Egypt’s strategic wheat reserves have been boosted following a string of large purchase tenders, after a reduced local harvest this year, according to the Ministry of Supply and Internal Trade.
Ali Al-Miselhi, Egypt's minister of supply, announced that at the end of the local wheat supply season, wheat reserves could now last six months, thanks to an increase in imports.
“Total local supply amounted to 3.75m tonnes this season compared with about 5.2m tonnes last season,” he said.
“Our bread consumption is one of the highest in the world so we have had to increase imports to meet our needs.”
Egypt is the world’s largest importer of wheat and consumes around 15m tonnes of wheat annually. This is mostly used to supply its substantial subsidised bread programme, relied on by tens of millions of Egyptians, according to the US Department of Agriculture's Cairo office.
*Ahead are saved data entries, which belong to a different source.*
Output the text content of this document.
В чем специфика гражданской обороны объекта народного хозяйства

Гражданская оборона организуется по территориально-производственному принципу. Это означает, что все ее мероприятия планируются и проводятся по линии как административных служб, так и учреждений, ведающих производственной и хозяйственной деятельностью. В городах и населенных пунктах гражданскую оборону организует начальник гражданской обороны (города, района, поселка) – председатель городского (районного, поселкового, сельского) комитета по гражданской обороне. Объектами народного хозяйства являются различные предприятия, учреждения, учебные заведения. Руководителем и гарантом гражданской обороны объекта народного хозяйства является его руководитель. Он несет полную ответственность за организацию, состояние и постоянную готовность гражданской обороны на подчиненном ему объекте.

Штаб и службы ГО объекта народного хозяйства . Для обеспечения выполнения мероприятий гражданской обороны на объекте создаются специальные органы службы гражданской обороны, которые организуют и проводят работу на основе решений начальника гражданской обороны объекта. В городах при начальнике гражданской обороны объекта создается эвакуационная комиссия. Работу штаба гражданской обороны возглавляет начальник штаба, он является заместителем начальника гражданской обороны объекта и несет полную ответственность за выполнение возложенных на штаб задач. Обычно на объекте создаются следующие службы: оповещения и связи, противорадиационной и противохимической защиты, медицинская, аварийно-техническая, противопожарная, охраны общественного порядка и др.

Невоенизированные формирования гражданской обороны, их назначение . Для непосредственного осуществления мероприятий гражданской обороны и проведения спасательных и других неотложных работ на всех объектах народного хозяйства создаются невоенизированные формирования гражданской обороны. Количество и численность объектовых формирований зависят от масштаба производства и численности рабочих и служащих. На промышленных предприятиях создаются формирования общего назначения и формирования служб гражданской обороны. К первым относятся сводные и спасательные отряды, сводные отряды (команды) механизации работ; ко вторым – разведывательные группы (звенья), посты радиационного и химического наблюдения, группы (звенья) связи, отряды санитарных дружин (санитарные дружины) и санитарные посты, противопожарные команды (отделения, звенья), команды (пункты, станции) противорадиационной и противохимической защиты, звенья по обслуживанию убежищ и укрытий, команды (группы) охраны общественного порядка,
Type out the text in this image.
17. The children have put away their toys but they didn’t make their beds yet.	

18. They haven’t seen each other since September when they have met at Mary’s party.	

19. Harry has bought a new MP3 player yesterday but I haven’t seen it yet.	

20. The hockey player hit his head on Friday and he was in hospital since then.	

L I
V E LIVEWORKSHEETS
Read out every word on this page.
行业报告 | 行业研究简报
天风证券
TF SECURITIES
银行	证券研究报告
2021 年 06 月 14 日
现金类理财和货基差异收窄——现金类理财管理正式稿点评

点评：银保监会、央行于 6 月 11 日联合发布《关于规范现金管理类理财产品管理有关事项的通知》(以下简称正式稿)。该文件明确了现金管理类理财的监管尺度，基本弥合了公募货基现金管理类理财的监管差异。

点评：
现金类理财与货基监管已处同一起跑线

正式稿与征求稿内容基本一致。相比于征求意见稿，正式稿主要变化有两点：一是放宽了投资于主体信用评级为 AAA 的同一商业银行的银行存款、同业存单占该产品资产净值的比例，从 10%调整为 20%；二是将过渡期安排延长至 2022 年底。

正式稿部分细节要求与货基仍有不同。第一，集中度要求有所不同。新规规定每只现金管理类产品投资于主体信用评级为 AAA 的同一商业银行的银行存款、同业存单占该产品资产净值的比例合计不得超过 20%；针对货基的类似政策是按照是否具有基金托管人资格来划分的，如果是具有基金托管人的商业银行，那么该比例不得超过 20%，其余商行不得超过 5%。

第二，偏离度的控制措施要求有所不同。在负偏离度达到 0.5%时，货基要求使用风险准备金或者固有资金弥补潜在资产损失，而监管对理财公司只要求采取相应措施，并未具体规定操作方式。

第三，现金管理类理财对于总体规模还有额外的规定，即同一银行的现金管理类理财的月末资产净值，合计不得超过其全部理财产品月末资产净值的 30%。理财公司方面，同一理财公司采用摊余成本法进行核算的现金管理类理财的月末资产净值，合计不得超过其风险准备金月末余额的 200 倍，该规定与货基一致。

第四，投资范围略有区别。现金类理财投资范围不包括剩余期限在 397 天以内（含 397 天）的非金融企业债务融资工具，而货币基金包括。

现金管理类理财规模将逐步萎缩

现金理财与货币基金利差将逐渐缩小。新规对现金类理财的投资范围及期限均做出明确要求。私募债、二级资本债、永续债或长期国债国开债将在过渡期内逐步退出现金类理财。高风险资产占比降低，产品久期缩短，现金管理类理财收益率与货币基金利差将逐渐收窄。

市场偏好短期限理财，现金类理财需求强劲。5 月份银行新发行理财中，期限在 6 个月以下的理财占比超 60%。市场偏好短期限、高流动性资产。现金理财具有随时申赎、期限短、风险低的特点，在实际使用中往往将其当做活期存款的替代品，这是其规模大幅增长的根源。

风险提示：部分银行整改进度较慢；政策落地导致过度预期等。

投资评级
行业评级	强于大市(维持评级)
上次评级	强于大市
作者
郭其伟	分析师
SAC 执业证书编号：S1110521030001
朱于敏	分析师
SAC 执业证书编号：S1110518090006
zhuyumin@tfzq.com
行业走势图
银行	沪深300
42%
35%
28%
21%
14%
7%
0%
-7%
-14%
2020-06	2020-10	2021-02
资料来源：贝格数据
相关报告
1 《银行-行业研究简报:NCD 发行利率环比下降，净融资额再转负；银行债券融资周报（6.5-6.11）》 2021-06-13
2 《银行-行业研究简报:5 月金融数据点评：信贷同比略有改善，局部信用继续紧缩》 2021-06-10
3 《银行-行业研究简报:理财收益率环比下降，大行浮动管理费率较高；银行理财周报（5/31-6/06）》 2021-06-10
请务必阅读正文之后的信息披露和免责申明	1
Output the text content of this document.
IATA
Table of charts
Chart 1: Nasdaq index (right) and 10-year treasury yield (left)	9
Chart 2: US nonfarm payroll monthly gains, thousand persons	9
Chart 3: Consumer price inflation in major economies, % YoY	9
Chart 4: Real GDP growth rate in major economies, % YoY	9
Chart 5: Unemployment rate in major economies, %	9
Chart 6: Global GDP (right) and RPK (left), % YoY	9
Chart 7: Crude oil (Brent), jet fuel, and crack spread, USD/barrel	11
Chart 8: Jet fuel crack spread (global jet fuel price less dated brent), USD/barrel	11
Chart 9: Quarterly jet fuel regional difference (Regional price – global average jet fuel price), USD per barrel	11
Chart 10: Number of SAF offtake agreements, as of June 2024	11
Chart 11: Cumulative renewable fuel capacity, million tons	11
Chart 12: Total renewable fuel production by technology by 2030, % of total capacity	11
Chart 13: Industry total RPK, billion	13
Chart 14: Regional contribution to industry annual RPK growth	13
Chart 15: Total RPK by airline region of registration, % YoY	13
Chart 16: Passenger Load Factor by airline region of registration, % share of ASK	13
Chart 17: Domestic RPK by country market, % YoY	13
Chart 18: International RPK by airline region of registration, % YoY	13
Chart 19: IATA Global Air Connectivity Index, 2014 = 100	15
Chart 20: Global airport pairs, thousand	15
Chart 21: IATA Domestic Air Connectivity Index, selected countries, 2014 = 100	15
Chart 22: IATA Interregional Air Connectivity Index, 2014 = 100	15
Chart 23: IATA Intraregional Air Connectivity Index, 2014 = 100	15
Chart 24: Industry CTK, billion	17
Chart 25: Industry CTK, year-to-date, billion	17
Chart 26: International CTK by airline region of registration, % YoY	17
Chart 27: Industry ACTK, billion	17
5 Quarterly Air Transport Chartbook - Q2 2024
Egypt has been buying up wheat on international markets, with state grain buyer General Authority for Supply Commodities (GASC) purchasing 1.25m tonnes in July.
The purchase included five shipments of Russian grain, one shipment of Romanian grain and one shipment of Ukrainian grain.
In contrast, GASC bought just 300,000 tonnes via two tenders in July 2016, according to government figures.
The Ministry said they would continue to import more wheat in the coming months.
Mamdouh Ramadan, supply and local trade ministry spokesman, told Reuters that wheat imports for the 2016/2017 fiscal year increased to 5.6m tonnes, compared to 4.5m tonnes purchased the year before.
In April, Al-Miselhi said the international wheat tenders were put out as result of an increased demand for state-subsidised bread.
“We have a local supply deficit and GASC’s monthly consumption of wheat for the bread subsidy program is around 800,000 tonnes a month,” he said.
“Consumption has risen by 2.2% because of population growth and the presence of some 5m refugees from nearby countries.”
This year the country scrapped a subsidy programme to curtail widespread fraud, which inflated local procurement figures last year.
A government-led inspection of wheat silos after an unusually high procurement figure found that more than 2m of the 5.6m tonnes of wheat bought by the government last year might have existed only on paper, according to Reuters.